Moira and Susanne, with her very funny friend Lucie in tow, took the second shift, and I stayed a while to chat. We watched all three chicks fly west together and disappear from our view. As I headed home by bike, I saw where they were: perched on the roof of the CSEC building on the other side of Bronson, where their conversation was no doubt being closely monitored.

Security breach at CSEC! July 5, 2014.

Security breach at CSEC! July 5, 2014.

Reviewing the notes, I see that the morning’s highlights included a Chipping Sparrow tackling a large, orange moth; two men with binoculars dropping by; and Susanne finding one of the chicks perched in a tree near Bronson. So, all in all an eventful shift!

Eleanor and Heather, there for the afternoon shift, reported nothing out of the ordinary (not even among the Chipping Sparrows?). Nor did Pauline, who began the last shift alone because I had the watch the Netherlands-Costa Rica match.
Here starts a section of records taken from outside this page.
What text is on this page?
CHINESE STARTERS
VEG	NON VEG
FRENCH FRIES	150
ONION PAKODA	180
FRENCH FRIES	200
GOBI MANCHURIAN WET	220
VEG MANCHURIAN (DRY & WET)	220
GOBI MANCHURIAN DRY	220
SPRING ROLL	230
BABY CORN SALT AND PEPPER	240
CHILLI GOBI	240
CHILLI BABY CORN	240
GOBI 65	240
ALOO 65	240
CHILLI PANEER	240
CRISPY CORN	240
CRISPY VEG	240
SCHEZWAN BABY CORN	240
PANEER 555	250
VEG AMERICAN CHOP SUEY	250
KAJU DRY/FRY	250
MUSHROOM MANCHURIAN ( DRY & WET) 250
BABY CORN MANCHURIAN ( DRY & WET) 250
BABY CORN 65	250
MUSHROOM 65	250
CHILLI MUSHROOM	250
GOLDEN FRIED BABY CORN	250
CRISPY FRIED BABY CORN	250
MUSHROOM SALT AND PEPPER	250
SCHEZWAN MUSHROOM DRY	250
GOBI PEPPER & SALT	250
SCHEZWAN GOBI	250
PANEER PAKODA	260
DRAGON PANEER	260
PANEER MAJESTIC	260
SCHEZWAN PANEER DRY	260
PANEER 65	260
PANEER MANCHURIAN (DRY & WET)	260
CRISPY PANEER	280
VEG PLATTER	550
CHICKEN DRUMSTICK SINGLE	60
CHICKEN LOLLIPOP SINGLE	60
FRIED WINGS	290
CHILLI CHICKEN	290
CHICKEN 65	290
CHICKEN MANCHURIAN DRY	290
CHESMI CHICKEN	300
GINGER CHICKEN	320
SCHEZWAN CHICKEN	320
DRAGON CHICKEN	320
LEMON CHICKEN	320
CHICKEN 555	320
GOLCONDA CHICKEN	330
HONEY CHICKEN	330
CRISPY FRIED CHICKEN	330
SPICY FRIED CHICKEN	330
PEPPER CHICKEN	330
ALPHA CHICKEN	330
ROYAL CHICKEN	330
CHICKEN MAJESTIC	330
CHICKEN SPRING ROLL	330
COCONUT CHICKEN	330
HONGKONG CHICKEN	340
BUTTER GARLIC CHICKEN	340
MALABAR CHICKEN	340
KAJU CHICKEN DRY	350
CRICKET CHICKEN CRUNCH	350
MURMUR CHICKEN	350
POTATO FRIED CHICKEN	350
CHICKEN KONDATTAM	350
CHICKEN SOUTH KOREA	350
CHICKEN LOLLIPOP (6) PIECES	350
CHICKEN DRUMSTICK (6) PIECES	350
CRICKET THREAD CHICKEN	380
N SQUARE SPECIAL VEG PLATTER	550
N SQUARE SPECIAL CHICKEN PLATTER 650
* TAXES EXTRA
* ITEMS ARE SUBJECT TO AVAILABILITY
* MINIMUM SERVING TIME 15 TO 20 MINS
I arrived after the game with Alex, Alix and Bobby in tow. Alex is my husband. Alix and Bobby, with their looooong and TALL bikes, respectively, were staying with us for a couple of nights on their way from Mexico to Toronto. Okay, that’s not a very direct route, but it’s one hell of an adventure. You can read about their bike tour at Anyway, they’d recently taken an interest in birds, so they were thrilled to see the Peregrines up close through my scope.

As night began falling, I took a few last photos of the local groundhogs — the falcons chicks aren’t the only teenagers at the Data Centre — and of two of the young Peregrines on the annex roof, silhouetted against the setting sun.
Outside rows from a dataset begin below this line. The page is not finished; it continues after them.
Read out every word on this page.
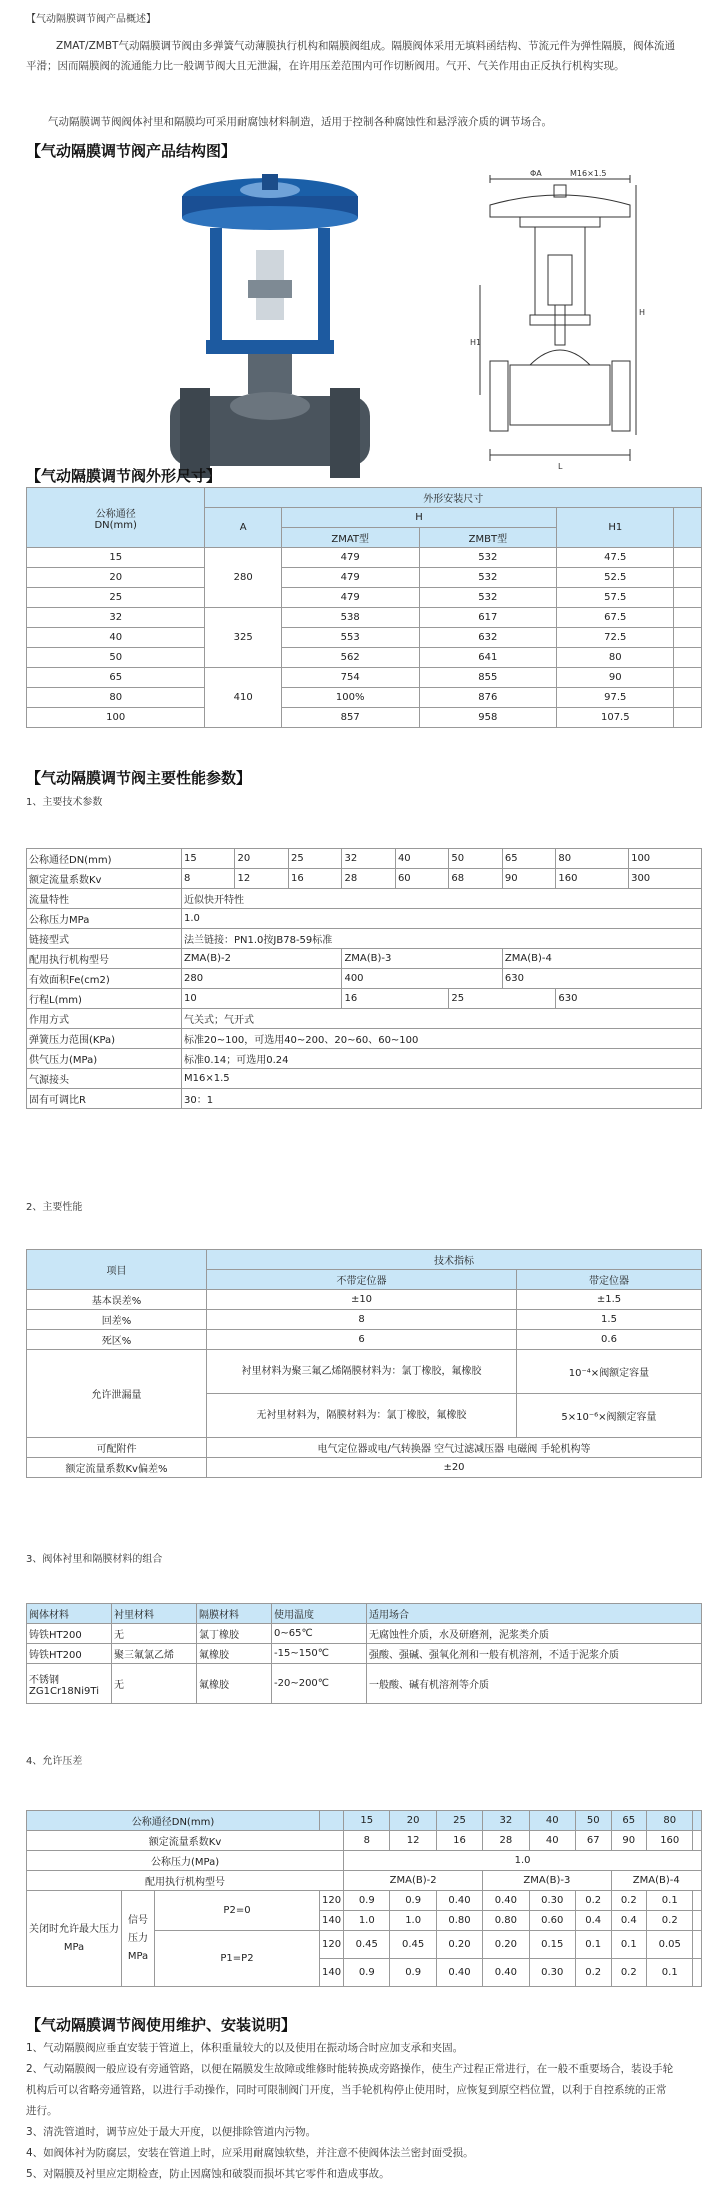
【气动隔膜调节阀产品概述】
ZMAT/ZMBT气动隔膜调节阀由多弹簧气动薄膜执行机构和隔膜阀组成。隔膜阀体采用无填料函结构、节流元件为弹性隔膜，阀体流通平滑；因而隔膜阀的流通能力比一般调节阀大且无泄漏，在许用压差范围内可作切断阀用。气开、气关作用由正反执行机构实现。
气动隔膜调节阀阀体衬里和隔膜均可采用耐腐蚀材料制造，适用于控制各种腐蚀性和悬浮液介质的调节场合。
【气动隔膜调节阀产品结构图】
ΦA	M16×1.5
H
H1
L
【气动隔膜调节阀外形尺寸】
公称通径
DN(mm)	外形安装尺寸				
	A	H		H1	
		ZMAT型	ZMBT型		
15	280	479	532	47.5	
20		479	532	52.5	
25		479	532	57.5	
32	325	538	617	67.5	
40		553	632	72.5	
50		562	641	80	
65	410	754	855	90	
80		100%	876	97.5	
100		857	958	107.5	
【气动隔膜调节阀主要性能参数】
1、主要技术参数
公称通径DN(mm)	15	20	25	32	40	50	65	80	100
额定流量系数Kv	8	12	16	28	60	68	90	160	300
流量特性	近似快开特性								
公称压力MPa	1.0								
链接型式	法兰链接：PN1.0按JB78-59标准								
配用执行机构型号	ZMA(B)-2			ZMA(B)-3			ZMA(B)-4		
有效面积Fe(cm2)	280			400			630		
行程L(mm)	10			16		25		630	
作用方式	气关式；气开式								
弹簧压力范围(KPa)	标准20~100，可选用40~200、20~60、60~100								
供气压力(MPa)	标准0.14；可选用0.24								
气源接头	M16×1.5								
固有可调比R	30：1								
2、主要性能
项目	技术指标	
	不带定位器	带定位器
基本误差%	±10	±1.5
回差%	8	1.5
死区%	6	0.6
允许泄漏量	衬里材料为聚三氟乙烯隔膜材料为：氯丁橡胶，氟橡胶	10⁻⁴×阀额定容量
	无衬里材料为，隔膜材料为：氯丁橡胶，氟橡胶	5×10⁻⁶×阀额定容量
可配附件	电气定位器或电/气转换器 空气过滤减压器 电磁阀 手轮机构等	
额定流量系数Kv偏差%	±20	
3、阀体衬里和隔膜材料的组合
阀体材料	衬里材料	隔膜材料	使用温度	适用场合
铸铁HT200	无	氯丁橡胶	0~65℃	无腐蚀性介质，水及研磨剂，泥浆类介质
铸铁HT200	聚三氟氯乙烯	氟橡胶	-15~150℃	强酸、强碱、强氧化剂和一般有机溶剂，不适于泥浆介质
不锈钢ZG1Cr18Ni9Ti	无	氟橡胶	-20~200℃	一般酸、碱有机溶剂等介质
4、允许压差
公称通径DN(mm)				15	20	25	32	40	50	65	80	
额定流量系数Kv				8	12	16	28	40	67	90	160	
公称压力(MPa)				1.0								
配用执行机构型号				ZMA(B)-2			ZMA(B)-3			ZMA(B)-4		
关闭时允许最大压力MPa	信号压力MPa	P2=0	120	0.9	0.9	0.40	0.40	0.30	0.2	0.2	0.1	
			140	1.0	1.0	0.80	0.80	0.60	0.4	0.4	0.2	
		P1=P2	120	0.45	0.45	0.20	0.20	0.15	0.1	0.1	0.05	
			140	0.9	0.9	0.40	0.40	0.30	0.2	0.2	0.1	
【气动隔膜调节阀使用维护、安装说明】
1、气动隔膜阀应垂直安装于管道上，体积重量较大的以及使用在振动场合时应加支承和夹固。
2、气动隔膜阀一般应设有旁通管路，以便在隔膜发生故障或维修时能转换成旁路操作，使生产过程正常进行，在一般不重要场合，装设手轮机构后可以省略旁通管路，以进行手动操作，同时可限制阀门开度，当手轮机构停止使用时，应恢复到原空档位置，以利于自控系统的正常进行。
3、清洗管道时，调节应处于最大开度，以便排除管道内污物。
4、如阀体衬为防腐层，安装在管道上时，应采用耐腐蚀软垫，并注意不使阀体法兰密封面受损。
5、对隔膜及衬里应定期检查，防止因腐蚀和破裂而损坏其它零件和造成事故。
It seemed like a fitting finale for a fantastic Falcon Watch.




Sunset at the Data Centre.

3 thoughts on “That’s all, folks!

  1. Hi,
    Every morning at seven when going in to work I would hear them. I haven’t heard them this week and the gulls are back. Are they gone already?

    • They may be spending more time away from the building as the chicks learn to fend for themselves — I saw one of the juveniles getting a hunting lesson in the Glebe last weekend. The adults will stick around all year, but the young ones will disperse within the next month or so.